Light's paper, "Pharmaceuticals: A Two-Tier Market for Producing 'Lemons' and Serious Harm," is an analysis of the pharmaceutical industry and how it works based on a range of independent sources and studies, including the Canadian Patented Medicine Prices Review Board, the Food and Drug Administration, and Prescrire International. The foundation for the paper is the work Light did for a forthcoming book he edited, titled The Risk of Prescription Drugs, which is scheduled for publication this fall by Columbia University Press.
In both his paper and his book, Light describes the "Risk Proliferation Syndrome" that is maximizing the number of patients exposed to new drugs that have relatively low efficacy and effectiveness but have greater risk of adverse side effects.
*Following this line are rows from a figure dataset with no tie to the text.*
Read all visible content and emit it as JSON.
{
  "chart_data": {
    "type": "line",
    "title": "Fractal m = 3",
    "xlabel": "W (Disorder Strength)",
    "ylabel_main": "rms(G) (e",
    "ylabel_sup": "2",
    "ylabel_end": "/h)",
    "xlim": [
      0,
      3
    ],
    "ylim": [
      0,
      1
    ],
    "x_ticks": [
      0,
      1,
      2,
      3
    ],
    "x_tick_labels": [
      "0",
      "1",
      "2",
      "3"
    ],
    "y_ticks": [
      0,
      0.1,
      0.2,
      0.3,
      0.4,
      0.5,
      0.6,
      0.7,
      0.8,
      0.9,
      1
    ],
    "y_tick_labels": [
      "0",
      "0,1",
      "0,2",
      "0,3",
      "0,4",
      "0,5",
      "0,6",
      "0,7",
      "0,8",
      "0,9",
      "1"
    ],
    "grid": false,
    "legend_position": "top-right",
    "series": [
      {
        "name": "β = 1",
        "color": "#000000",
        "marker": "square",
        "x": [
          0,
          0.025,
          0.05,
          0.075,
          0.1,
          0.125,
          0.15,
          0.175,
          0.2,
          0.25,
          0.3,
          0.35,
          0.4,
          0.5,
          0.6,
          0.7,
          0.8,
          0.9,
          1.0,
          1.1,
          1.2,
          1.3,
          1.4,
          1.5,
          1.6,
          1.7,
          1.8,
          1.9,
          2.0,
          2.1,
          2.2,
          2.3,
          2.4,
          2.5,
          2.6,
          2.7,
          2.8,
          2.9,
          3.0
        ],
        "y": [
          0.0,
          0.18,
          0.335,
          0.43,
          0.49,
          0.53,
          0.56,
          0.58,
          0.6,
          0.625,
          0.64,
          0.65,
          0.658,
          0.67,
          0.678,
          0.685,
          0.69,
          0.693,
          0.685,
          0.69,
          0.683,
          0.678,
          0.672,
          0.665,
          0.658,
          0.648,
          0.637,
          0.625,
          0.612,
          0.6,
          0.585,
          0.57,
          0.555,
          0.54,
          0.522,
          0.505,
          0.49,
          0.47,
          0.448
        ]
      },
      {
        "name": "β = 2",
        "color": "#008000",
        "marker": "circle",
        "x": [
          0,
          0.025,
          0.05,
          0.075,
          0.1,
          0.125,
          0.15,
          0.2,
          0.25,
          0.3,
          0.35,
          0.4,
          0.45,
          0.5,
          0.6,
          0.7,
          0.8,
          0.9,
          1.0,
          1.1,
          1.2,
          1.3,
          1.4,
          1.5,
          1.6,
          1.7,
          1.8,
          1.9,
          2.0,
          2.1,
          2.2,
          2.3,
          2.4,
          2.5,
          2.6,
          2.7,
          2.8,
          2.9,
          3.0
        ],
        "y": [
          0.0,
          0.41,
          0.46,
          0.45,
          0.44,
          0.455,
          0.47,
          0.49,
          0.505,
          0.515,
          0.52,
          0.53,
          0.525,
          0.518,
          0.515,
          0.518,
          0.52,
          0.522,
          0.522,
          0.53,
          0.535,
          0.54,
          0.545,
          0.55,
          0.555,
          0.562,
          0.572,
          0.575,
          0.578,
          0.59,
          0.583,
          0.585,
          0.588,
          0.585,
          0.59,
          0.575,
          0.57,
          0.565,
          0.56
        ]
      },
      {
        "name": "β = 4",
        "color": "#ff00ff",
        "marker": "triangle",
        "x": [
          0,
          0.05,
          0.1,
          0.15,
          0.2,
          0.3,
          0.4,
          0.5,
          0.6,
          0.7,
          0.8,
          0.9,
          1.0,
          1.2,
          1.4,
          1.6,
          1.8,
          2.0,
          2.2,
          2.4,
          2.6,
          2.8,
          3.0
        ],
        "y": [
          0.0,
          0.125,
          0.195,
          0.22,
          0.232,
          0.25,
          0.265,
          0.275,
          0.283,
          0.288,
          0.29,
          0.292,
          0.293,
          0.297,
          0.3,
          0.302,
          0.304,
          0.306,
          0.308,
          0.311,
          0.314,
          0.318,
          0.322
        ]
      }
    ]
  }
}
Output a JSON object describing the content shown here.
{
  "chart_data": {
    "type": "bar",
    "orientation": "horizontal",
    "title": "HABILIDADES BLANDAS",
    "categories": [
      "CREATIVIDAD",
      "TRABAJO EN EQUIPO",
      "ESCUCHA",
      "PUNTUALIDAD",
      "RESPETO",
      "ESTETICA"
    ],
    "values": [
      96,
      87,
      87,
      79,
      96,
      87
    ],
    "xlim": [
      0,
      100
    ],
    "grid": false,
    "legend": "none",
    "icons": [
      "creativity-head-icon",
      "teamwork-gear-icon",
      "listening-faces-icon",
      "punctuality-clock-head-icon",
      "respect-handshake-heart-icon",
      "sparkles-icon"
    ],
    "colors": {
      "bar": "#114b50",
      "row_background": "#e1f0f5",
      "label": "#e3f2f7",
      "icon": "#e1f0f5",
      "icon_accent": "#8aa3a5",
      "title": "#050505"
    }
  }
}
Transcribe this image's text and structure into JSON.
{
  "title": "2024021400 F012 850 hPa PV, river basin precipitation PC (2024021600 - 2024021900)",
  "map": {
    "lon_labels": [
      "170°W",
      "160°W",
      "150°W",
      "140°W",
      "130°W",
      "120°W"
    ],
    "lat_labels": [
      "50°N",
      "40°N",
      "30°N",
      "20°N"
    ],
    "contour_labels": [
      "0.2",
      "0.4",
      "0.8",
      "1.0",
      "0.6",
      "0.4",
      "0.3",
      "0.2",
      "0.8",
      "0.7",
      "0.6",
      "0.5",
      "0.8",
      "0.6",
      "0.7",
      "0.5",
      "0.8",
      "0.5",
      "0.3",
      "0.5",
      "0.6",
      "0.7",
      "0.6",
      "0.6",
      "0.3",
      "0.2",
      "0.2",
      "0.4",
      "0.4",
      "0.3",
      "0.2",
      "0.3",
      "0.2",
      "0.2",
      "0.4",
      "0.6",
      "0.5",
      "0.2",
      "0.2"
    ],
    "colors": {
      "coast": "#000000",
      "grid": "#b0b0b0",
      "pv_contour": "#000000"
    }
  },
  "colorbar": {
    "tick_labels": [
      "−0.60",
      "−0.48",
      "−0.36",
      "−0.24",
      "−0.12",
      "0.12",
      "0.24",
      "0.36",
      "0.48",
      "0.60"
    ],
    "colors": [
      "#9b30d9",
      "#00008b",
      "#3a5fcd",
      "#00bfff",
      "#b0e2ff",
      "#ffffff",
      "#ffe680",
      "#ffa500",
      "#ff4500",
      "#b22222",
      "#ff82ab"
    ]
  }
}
Building on clinical trials designed to minimize evidence of harm and published literature that emphasizes a drug's advantages, companies launch massive campaigns to sell it, when a controlled, limited launch would allow evidence to be gathered about the drug's effects. Companies recruit leading clinicians to try using the drug for conditions other than those for which it is approved and to promote such off-label or unapproved uses. Physicians inadvertently become "double agents" — promoters of the new drug, yet trusted stewards of patients' well-being, said Light. When patients complain of adverse reactions, studies show their doctors are likely to discount or dismiss them, according to Light.
Despite the extensive requirements for testing the efficacy and safety of each new drug, companies "swamp the regulator" with large numbers of incomplete, partial, substandard clinical trials, Light said. For example, in one study of 111 final applications for approval, 42% lacked adequately randomized trials, 40% had flawed testing of dosages, 39% lacked evidence of clinical efficacy, and 49% raised concerns about serious adverse side effects, said Light.
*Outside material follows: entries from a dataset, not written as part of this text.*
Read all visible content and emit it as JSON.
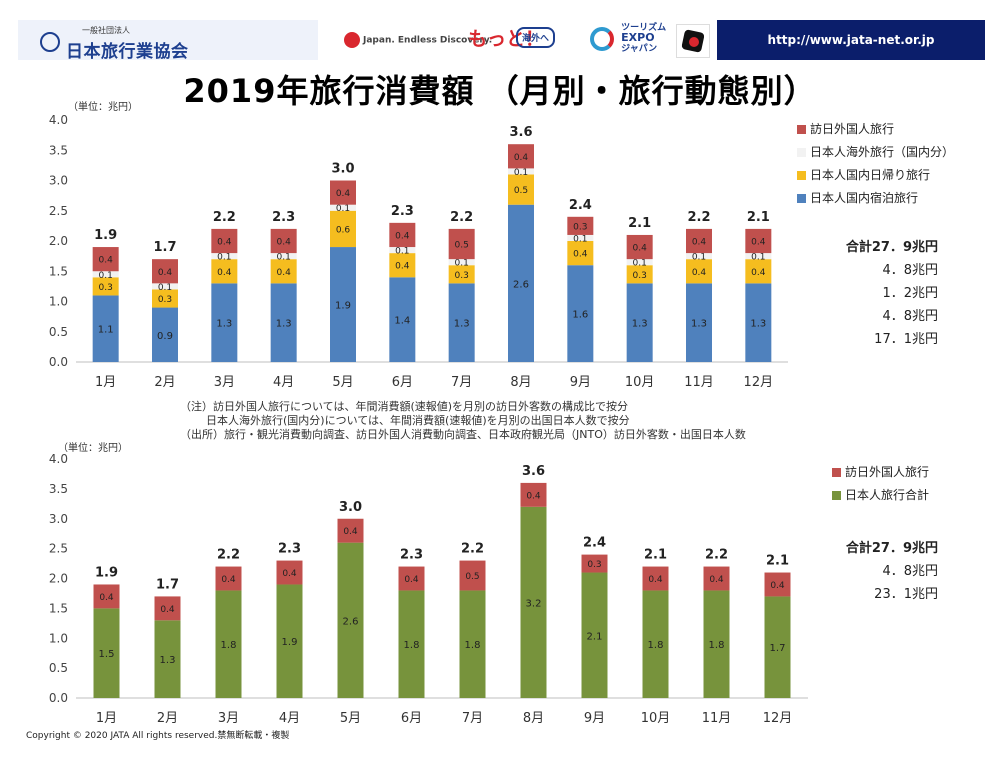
{
  "header": {
    "org_sub": "一般社団法人",
    "org_mark": "JATA",
    "org_name": "日本旅行業協会",
    "logo_japan": "Japan. Endless Discovery.",
    "logo_motto": "もっと！",
    "logo_motto_box": "海外へ",
    "logo_expo_1": "ツーリズム",
    "logo_expo_2": "EXPO",
    "logo_expo_3": "ジャパン",
    "url": "http://www.jata-net.or.jp"
  },
  "page": {
    "title": "2019年旅行消費額 （月別・旅行動態別）",
    "copyright": "Copyright © 2020 JATA All rights reserved.禁無断転載・複製"
  },
  "notes": [
    "（注）訪日外国人旅行については、年間消費額(速報値)を月別の訪日外客数の構成比で按分",
    "日本人海外旅行(国内分)については、年間消費額(速報値)を月別の出国日本人数で按分",
    "（出所）旅行・観光消費動向調査、訪日外国人消費動向調査、日本政府観光局（JNTO）訪日外客数・出国日本人数"
  ],
  "colors": {
    "inbound": "#c0504d",
    "outbound": "#f2f2f2",
    "daytrip": "#f5bd1f",
    "overnight": "#4f81bd",
    "japanese_total": "#77933c"
  },
  "totals1": {
    "main": "合計27．9兆円",
    "items": [
      "4．8兆円",
      "1．2兆円",
      "4．8兆円",
      "17．1兆円"
    ]
  },
  "totals2": {
    "main": "合計27．9兆円",
    "items": [
      "4．8兆円",
      "23．1兆円"
    ]
  },
  "chart_data": [
    {
      "type": "bar",
      "stacked": true,
      "unit_label": "（単位：兆円）",
      "categories": [
        "1月",
        "2月",
        "3月",
        "4月",
        "5月",
        "6月",
        "7月",
        "8月",
        "9月",
        "10月",
        "11月",
        "12月"
      ],
      "ylim": [
        0,
        4.0
      ],
      "yticks": [
        "0.0",
        "0.5",
        "1.0",
        "1.5",
        "2.0",
        "2.5",
        "3.0",
        "3.5",
        "4.0"
      ],
      "legend_position": "right",
      "series": [
        {
          "name": "日本人国内宿泊旅行",
          "color": "#4f81bd",
          "values": [
            1.1,
            0.9,
            1.3,
            1.3,
            1.9,
            1.4,
            1.3,
            2.6,
            1.6,
            1.3,
            1.3,
            1.3
          ]
        },
        {
          "name": "日本人国内日帰り旅行",
          "color": "#f5bd1f",
          "values": [
            0.3,
            0.3,
            0.4,
            0.4,
            0.6,
            0.4,
            0.3,
            0.5,
            0.4,
            0.3,
            0.4,
            0.4
          ]
        },
        {
          "name": "日本人海外旅行（国内分）",
          "color": "#f2f2f2",
          "values": [
            0.1,
            0.1,
            0.1,
            0.1,
            0.1,
            0.1,
            0.1,
            0.1,
            0.1,
            0.1,
            0.1,
            0.1
          ]
        },
        {
          "name": "訪日外国人旅行",
          "color": "#c0504d",
          "values": [
            0.4,
            0.4,
            0.4,
            0.4,
            0.4,
            0.4,
            0.5,
            0.4,
            0.3,
            0.4,
            0.4,
            0.4
          ]
        }
      ],
      "totals": [
        "1.9",
        "1.7",
        "2.2",
        "2.3",
        "3.0",
        "2.3",
        "2.2",
        "3.6",
        "2.4",
        "2.1",
        "2.2",
        "2.1"
      ],
      "legend_order": [
        "訪日外国人旅行",
        "日本人海外旅行（国内分）",
        "日本人国内日帰り旅行",
        "日本人国内宿泊旅行"
      ]
    },
    {
      "type": "bar",
      "stacked": true,
      "unit_label": "（単位：兆円）",
      "categories": [
        "1月",
        "2月",
        "3月",
        "4月",
        "5月",
        "6月",
        "7月",
        "8月",
        "9月",
        "10月",
        "11月",
        "12月"
      ],
      "ylim": [
        0,
        4.0
      ],
      "yticks": [
        "0.0",
        "0.5",
        "1.0",
        "1.5",
        "2.0",
        "2.5",
        "3.0",
        "3.5",
        "4.0"
      ],
      "legend_position": "right",
      "series": [
        {
          "name": "日本人旅行合計",
          "color": "#77933c",
          "values": [
            1.5,
            1.3,
            1.8,
            1.9,
            2.6,
            1.8,
            1.8,
            3.2,
            2.1,
            1.8,
            1.8,
            1.7
          ]
        },
        {
          "name": "訪日外国人旅行",
          "color": "#c0504d",
          "values": [
            0.4,
            0.4,
            0.4,
            0.4,
            0.4,
            0.4,
            0.5,
            0.4,
            0.3,
            0.4,
            0.4,
            0.4
          ]
        }
      ],
      "totals": [
        "1.9",
        "1.7",
        "2.2",
        "2.3",
        "3.0",
        "2.3",
        "2.2",
        "3.6",
        "2.4",
        "2.1",
        "2.2",
        "2.1"
      ],
      "legend_order": [
        "訪日外国人旅行",
        "日本人旅行合計"
      ]
    }
  ]
}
"Just recently, major reports have come out about biased, poor trials for Avandia and Avastin," Light said, who noted that orphan drugs are tested even less well.
"The result is that drugs get approved without anyone being able to know how effective they really are or how much serious harm they will cause," Light said. The companies control the making of scientific knowledge and then control which findings will go to the FDA or be published.
"A few basic changes could improve the quality of trials and evidence about the real risks and benefits of new drugs," Light said. "We could also increase the percentage of new drugs that are really better for patients."